Grace School chair brings decades of experience to position


Photo courtesy of The Australian National University

Geoffrey Wiseman, a professor, career foreign service officer and expert on diplomatic theory and practice, will join DePaul University’s The Grace School of Applied Diplomacy as its inaugural endowed chair in applied diplomacy.

Geoffery Wiseman is the first endowed chair of the new Grace School of Applied Diplomacy at DePaul. He has had a varied, transprofessional career that embodies the Grace School’s diplomatic approach.

“I myself do not know of any other school of foreign service or school of diplomacy in the U.S. or elsewhere that has this transnational, transprofessional, applied diplomacy approach,” Wiseman said.

The Grace School was established at DePaul in 2019, after an anonymous $20 million gift to the university. 

 Wiseman brings decades of experience in a range of fields to his position at DePaul, from foreign service to international security and academia. 

He started his professional career off with a 12-year stint as a foreign service officer for the Australian Department of Foreign Affairs.

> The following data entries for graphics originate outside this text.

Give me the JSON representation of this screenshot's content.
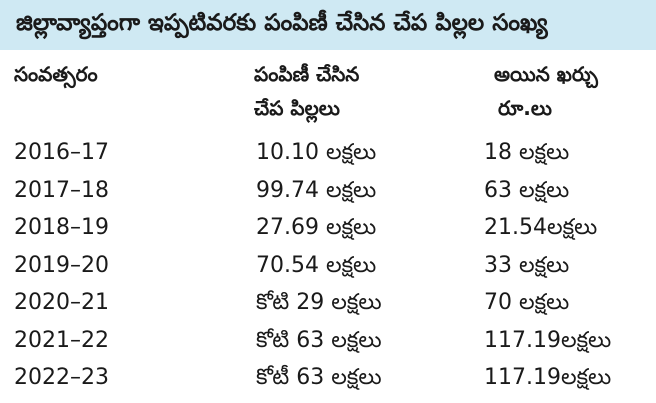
{
  "title": "జిల్లావ్యాప్తంగా ఇప్పటివరకు పంపిణీ చేసిన చేప పిల్లల సంఖ్య",
  "headers": {
    "year": "సంవత్సరం",
    "fish_line1": "పంపిణీ చేసిన",
    "fish_line2": "చేప పిల్లలు",
    "cost_line1": "అయిన ఖర్చు",
    "cost_line2": "రూ.లు"
  },
  "rows": [
    {
      "year": "2016–17",
      "fish": "10.10 లక్షలు",
      "cost": "18 లక్షలు"
    },
    {
      "year": "2017–18",
      "fish": "99.74 లక్షలు",
      "cost": "63 లక్షలు"
    },
    {
      "year": "2018–19",
      "fish": "27.69 లక్షలు",
      "cost": "21.54లక్షలు"
    },
    {
      "year": "2019–20",
      "fish": "70.54 లక్షలు",
      "cost": "33 లక్షలు"
    },
    {
      "year": "2020–21",
      "fish": "కోటి 29 లక్షలు",
      "cost": "70 లక్షలు"
    },
    {
      "year": "2021–22",
      "fish": "కోటి 63 లక్షలు",
      "cost": "117.19లక్షలు"
    },
    {
      "year": "2022–23",
      "fish": "కోటీ 63 లక్షలు",
      "cost": "117.19లక్షలు"
    }
  ],
  "colors": {
    "title_background": "#cfe9f3",
    "text": "#1a1a1a"
  }
}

During that time, he had three foreign postings (Stockholm, Hanoi and Brussels) before moving back to his home country to serve as an advisor to the Australian foreign minister. 

Then, after earning a doctorate from Oxford University, he went on to work in the international security sector in New York City at the Ford Foundation, which he described as “a fabulous place to work.” 

However, it wasn’t until he moved across the U.S. to teach at the University of Southern California, Wiseman said, that he began to shift his attention back to diplomatic studies, in a return of sorts to his foreign service roots.

“At the time, [diplomacy] didn’t really receive enough attention in the academic world,” Wiseman said. “It was becoming very apparent to me that new non-state actors were becoming more and more prominent … I began to realize that world politics is more than just what the great powers and permanent five members of the United Nations do.”

This realization stuck with him as he went on the work for the U.N. and then back to teaching at the Australian National University. 

At DePaul, he hopes to bring a more balanced study of diplomacy by emphasizing a more varied idea of diplomacy and focusing on NGOs and other non-state actors. 

The Grace School has a varied curriculum and pulls professors from various departments across DePaul, including international studies, geography and political science, and allows students to choose from 10 different concentrations

As a result of this multidisciplinary approach, he hopes to see Grace School graduates moving into different careers, from traditional diplomacy to jobs in the business world and beyond.

“I think that there’s so much more to life than having a single career,” he said. “I want to convey to students that there is great value in having a varied, transprofessional career.”

The value of the Grace School is that applied diplomacy courses help students learn to apply a diplomatic lens to different issues, putting them in a better position to solve many world problems.

Wiseman hopes to make The Grace School a major player “in the study and the practice of diplomacy in the United States and globally,” on par with Georgetown or Tufts’ Fletcher School. 

Far from being limited to government buildings or U.N. conference rooms, Wiseman says diplomacy spans all parts of life.

“You and I have a conversation based on implicit notions of etiquette and protocol,” he said. “That’s diplomacy.”